I rise to share with the House an exciting project, in my electorate of Canning, that I believe to be deserving of this government's support. The Roleystone Karragullen Cricket Club has been around since 1950. For almost 75 years they've been an important part of the Hills community. Today, they're one of the biggest clubs in the city of Armadale. They're the only cricket club in the city with a first grade men's team, a junior girls' team and a senior women's team. They've been serious about getting girls involved in the game and now boast more female Junior Blasters than any other club in Western Australia. They're the only club in the state to offer free membership for juniors. This is made possible through the fees of senior players and by additional fundraising. I think they are an absolute credit to the Roleystone and Karragullen community.
The club is also marked by a spirit of independence and self-determination. Recently I met with club president John Lewis for a tour around the grounds and to talk about the issues. They've come a long way since the fifties, when the field wasn't so flat and it paid to be hitting downhill. The improvements are largely thanks to the club's own effort. They recently built their own training nets, paid for through community fundraising and constructed by the members themselves. But the club lacks facilities. There is no canteen and there are no toilets and change rooms. The clubhouse itself, while filled with character, has seen better days. Many of the kids currently get changed in an old nearby public toilet that should have been condemned years ago. This is a problem also shared by the nearby Roleystone Netball Club.
For a long time the Roleystone Karragullen Cricket Club has been working on a solution. They're not just looking for a handout. Over the past 10 years the club has raised $250,000 towards a new pavilion that would meet the needs of their growing members. They've also reached an agreement with the netball club that would make this a joint facility, capable of meeting both of their needs and available for use by the whole community.

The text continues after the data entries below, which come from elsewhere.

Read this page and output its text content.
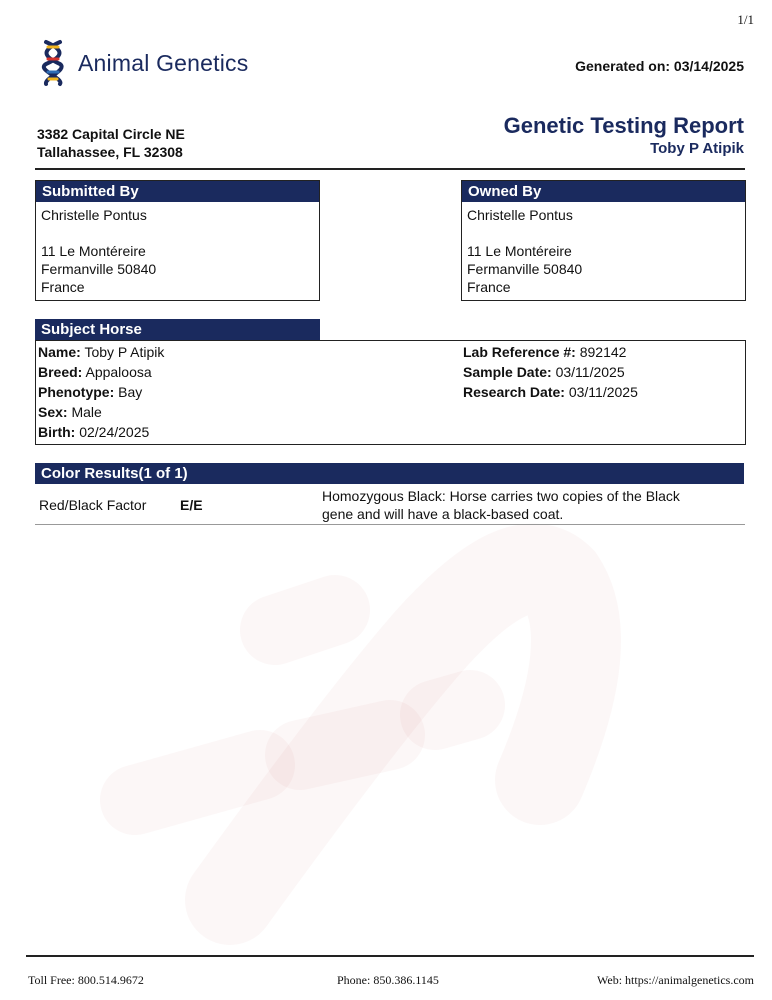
1/1
Animal Genetics	Generated on: 03/14/2025
3382 Capital Circle NE
Tallahassee, FL 32308
Genetic Testing Report
Toby P Atipik
Submitted By
Christelle Pontus
11 Le Montéreire
Fermanville 50840
France
Owned By
Christelle Pontus
11 Le Montéreire
Fermanville 50840
France
Subject Horse
Name: Toby P Atipik
Breed: Appaloosa
Phenotype: Bay
Sex: Male
Birth: 02/24/2025
Lab Reference #: 892142
Sample Date: 03/11/2025
Research Date: 03/11/2025
Color Results(1 of 1)
Red/Black Factor E/E
Homozygous Black: Horse carries two copies of the Black
gene and will have a black-based coat.
Toll Free: 800.514.9672	Phone: 850.386.1145	Web: https://animalgenetics.com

But there's still a long way to go. Despite their outstanding efforts in fundraising, the club still needs $500,000 to make this dream a reality. And so, through the City of Armadale, the cricket and netball clubs have applied for a Community Sport Infrastructure grant, offered by this government. The grant program is designed to help provide new infrastructure to sporting organisations. That will get more people active and improve community participation. It is my view that this project more than qualifies, especially when you consider that they have raised the first $250,000 on their own. It is an incredible effort.
Today I'll be meeting with the Minister for Sport, Senator Bridget McKenzie, to make the case for them. Over the coming weeks I'll be working with the Roleystone community to make this project a reality.